M Taufiq menilai aksi terorisme ada karena cara-cara penanganan dengan menggunakan teror baru. Aparat hukum khususnya Densus 88 malah mempertontonkan kekerasan pada teroris.
“Ketika kita memberantas terorisme jangan menggunakan cara-cara teror. Sekarang ada stigma bahwa teroris itu mengerucut pada pondok pesantren, terorisme itu hanya menggunakan agama sebagai tameng,” katanya.
Inti dari buku tersebut bahwa akar dari terorisme adalah adanya perlakuan diskriminasi terhadap seseorang maupun kelompok. M Taufiq menyebut bahwa fakta realitas penegakan hukum banyak terjadi perlakuan yang tidak adil terhadap pelaku tindak pidana sejenis kemudian diberikan hukuman yang berbeda.

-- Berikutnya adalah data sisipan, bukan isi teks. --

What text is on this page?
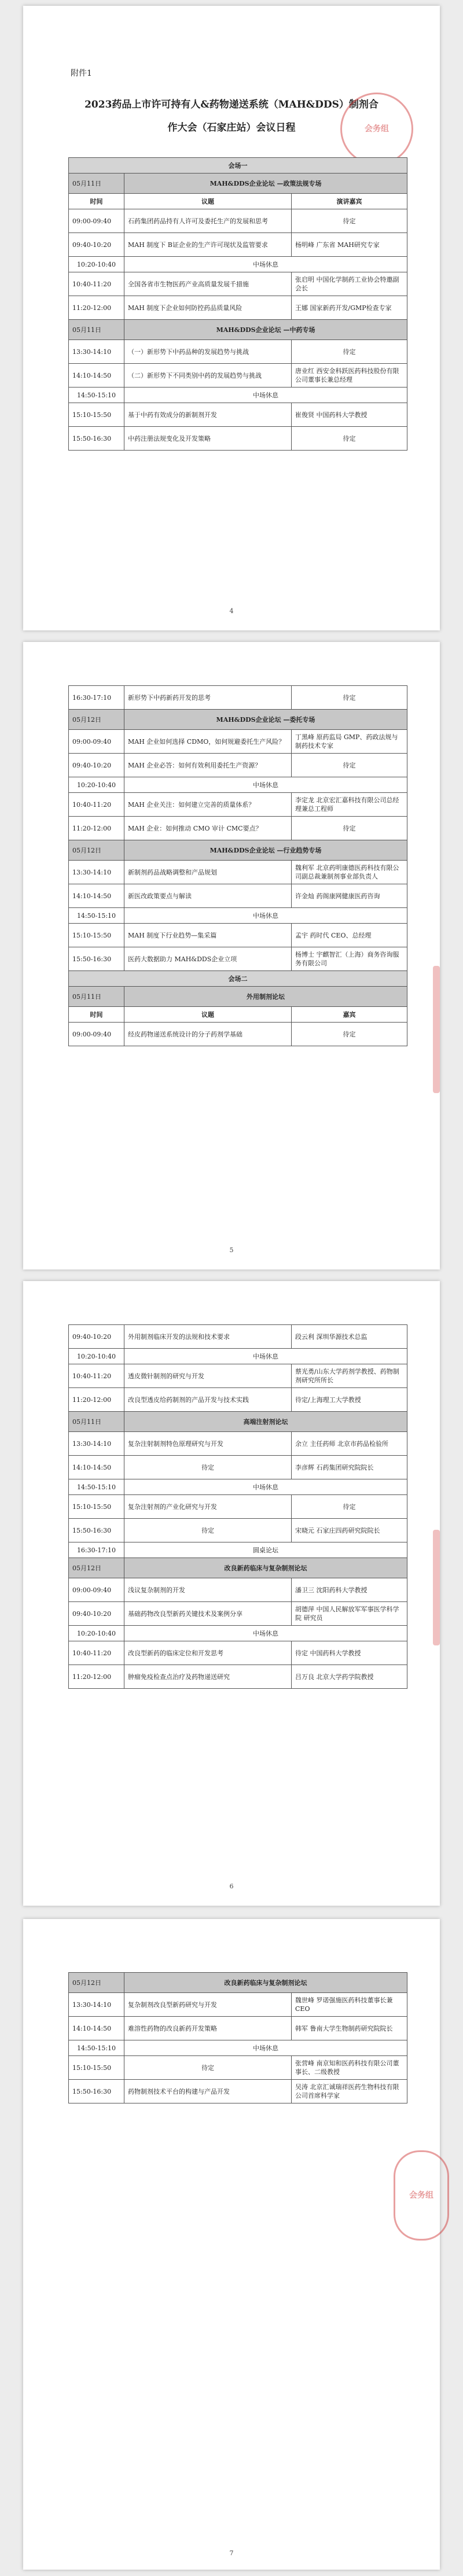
附件1
2023药品上市许可持有人&药物递送系统（MAH&DDS）制剂合
作大会（石家庄站）会议日程	会务组
会场一		
05月11日	MAH&DDS企业论坛 —政策法规专场	
时间	议题	演讲嘉宾
09:00-09:40	石药集团药品持有人许可及委托生产的发展和思考	待定
09:40-10:20	MAH 制度下 B证企业的生产许可现状及监管要求	杨明峰 广东省 MAH研究专家
10:20-10:40	中场休息	
10:40-11:20	全国各省市生物医药产业高质量发展千措施	张启明 中国化学制药工业协会特邀副会长
11:20-12:00	MAH 制度下企业如何防控药品质量风险	王娜 国家新药开发/GMP检查专家
05月11日	MAH&DDS企业论坛 —中药专场	
13:30-14:10	（一）新形势下中药品种的发展趋势与挑战	待定
14:10-14:50	（二）新形势下不同类别中药的发展趋势与挑战	唐业红 西安金科跃医药科技股份有限公司董事长兼总经理
14:50-15:10	中场休息	
15:10-15:50	基于中药有效成分的新制剂开发	崔俊贤 中国药科大学教授
15:50-16:30	中药注册法规变化及开发策略	待定
4
16:30-17:10	新形势下中药新药开发的思考	待定
05月12日	MAH&DDS企业论坛 —委托专场	
09:00-09:40	MAH 企业如何选择 CDMO，如何规避委托生产风险？	丁黑峰 原药监局 GMP、药政法规与制药技术专家
09:40-10:20	MAH 企业必答：如何有效利用委托生产资源？	待定
10:20-10:40	中场休息	
10:40-11:20	MAH 企业关注：如何建立完善的质量体系？	李定龙 北京宏汇嘉科技有限公司总经理兼总工程师
11:20-12:00	MAH 企业：如何推动 CMO 审计 CMC要点？	待定
05月12日	MAH&DDS企业论坛 —行业趋势专场	
13:30-14:10	新制剂药品战略调整和产品规划	魏利军 北京药明康德医药科技有限公司副总裁兼制剂事业部负责人
14:10-14:50	新医改政策要点与解读	许金灿 药阁康网健康医药咨询
14:50-15:10	中场休息	
15:10-15:50	MAH 制度下行业趋势—集采篇	孟宇 药时代 CEO、总经理
15:50-16:30	医药大数据助力 MAH&DDS企业立项	杨博士 宇麒智汇（上海）商务咨询服务有限公司
会场二		
05月11日	外用制剂论坛	
时间	议题	嘉宾
09:00-09:40	经皮药物递送系统设计的分子药剂学基础	待定
5
09:40-10:20	外用制剂临床开发的法规和技术要求	段云利 深圳华源技术总监
10:20-10:40	中场休息	
10:40-11:20	透皮微针制剂的研究与开发	蔡光勇/山东大学药剂学教授、药物制剂研究所所长
11:20-12:00	改良型透皮给药制剂的产品开发与技术实践	待定/上海理工大学教授
05月11日	高端注射剂论坛	
13:30-14:10	复杂注射制剂特色原理研究与开发	余立 主任药师 北京市药品检验所
14:10-14:50	待定	李彦辉 石药集团研究院院长
14:50-15:10	中场休息	
15:10-15:50	复杂注射剂的产业化研究与开发	待定
15:50-16:30	待定	宋晓元 石家庄四药研究院院长
16:30-17:10	圆桌论坛	
05月12日	改良新药临床与复杂制剂论坛	
09:00-09:40	浅议复杂制剂的开发	潘卫三 沈阳药科大学教授
09:40-10:20	基础药物改良型新药关键技术及案例分享	胡德萍 中国人民解放军军事医学科学院 研究员
10:20-10:40	中场休息	
10:40-11:20	改良型新药的临床定位和开发思考	待定 中国药科大学教授
11:20-12:00	肿瘤免疫检查点治疗及药物递送研究	吕万良 北京大学药学院教授
6
会务组
05月12日	改良新药临床与复杂制剂论坛	
13:30-14:10	复杂制剂改良型新药研究与开发	魏世峰 罗诺强施医药科技董事长兼 CEO
14:10-14:50	难溶性药物的改良新药开发策略	韩军 鲁南大学生物制药研究院院长
14:50-15:10	中场休息	
15:10-15:50	待定	张营峰 南京知和医药科技有限公司董事长、二级教授
15:50-16:30	药物制剂技术平台的构建与产品开发	吴涛 北京汇诚瑞祥医药生物科技有限公司首席科学家
7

“Kesimpulan saya salah satu yang menyebabkan terorisme itu karena adanya diskriminasi. Jangan sampai memberantas terorisme justru menciptakan terorisme baru. Akar kejahatan adanya perlakuan yang tidak adil, misalkan kasus bom Alam Sutera, kalau ini didiskripsi ini sebagai teroris. Namun penangananya karena tidak Muslim maka disebutnya tidak teroris tapi disebutnya kejahatan kriminal biasa,” cetusnya. [SY]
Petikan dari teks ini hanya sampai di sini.